Everyone is entitled to a social and international order in which the rights and freedoms set forth in this Declaration can be fully realized.
Everyone has duties to the community in which alone the free and full development of his personality is possible.
In the exercise of his rights and freedoms, everyone shall be subject only to such limitations as are determined by law solely for the purpose of securing due recognition and respect for the rights and freedoms of others and of meeting the just requirements of morality, public order and the general welfare in a democratic society.
And these words say to us, all of us, every human being, that if we have been given these many human rights, by our many governments, we have a responsibility to the ideal expressed here, to develop our individuality and personality freely and to our full extent, to work in our own communities to foster that growth, and to make certain our laws work only to support these rights and promote the general welfare of our society.
I said earlier, I woke up this morning and only learned by chance about today’s significance with the United Nations.
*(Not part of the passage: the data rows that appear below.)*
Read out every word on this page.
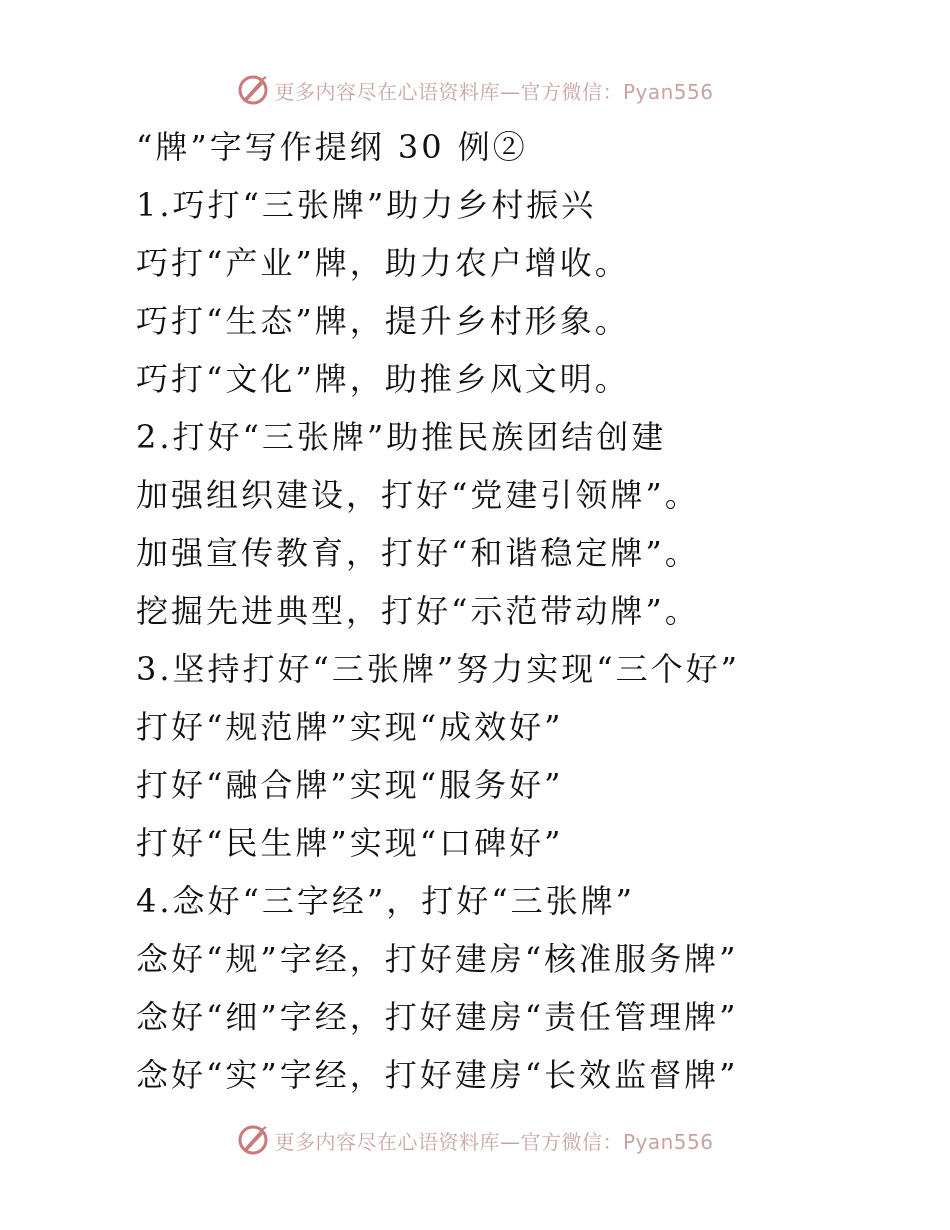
更多内容尽在心语资料库—官方微信：Pyan556
“牌”字写作提纲 30 例②
1.巧打“三张牌”助力乡村振兴
巧打“产业”牌，助力农户增收。
巧打“生态”牌，提升乡村形象。
巧打“文化”牌，助推乡风文明。
2.打好“三张牌”助推民族团结创建
加强组织建设，打好“党建引领牌”。
加强宣传教育，打好“和谐稳定牌”。
挖掘先进典型，打好“示范带动牌”。
3.坚持打好“三张牌”努力实现“三个好”
打好“规范牌”实现“成效好”
打好“融合牌”实现“服务好”
打好“民生牌”实现“口碑好”
4.念好“三字经”，打好“三张牌”
念好“规”字经，打好建房“核准服务牌”
念好“细”字经，打好建房“责任管理牌”
念好“实”字经，打好建房“长效监督牌”
更多内容尽在心语资料库—官方微信：Pyan556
To offer a truly comprehensive look at the Universal Declaration of Human Rights as it pertains to the United States, I would be researching all the way to 10 December of next year (and might turn into the likes of Cory Doctorow or Baratunde Thurston) However, I am truly grateful for the opportunity, and the freedom, to reflect on these globally affirmed rights today. I hope that when next year does come around, we (Americans) can take that look in the mirror and be proud, as Finns must. So for Human Rights Day 2009, please take the time to think about human rights in your own community and as Dr. Treki, President of the UN General Assembly has said, “join hands to embrace diversity and end discrimination.”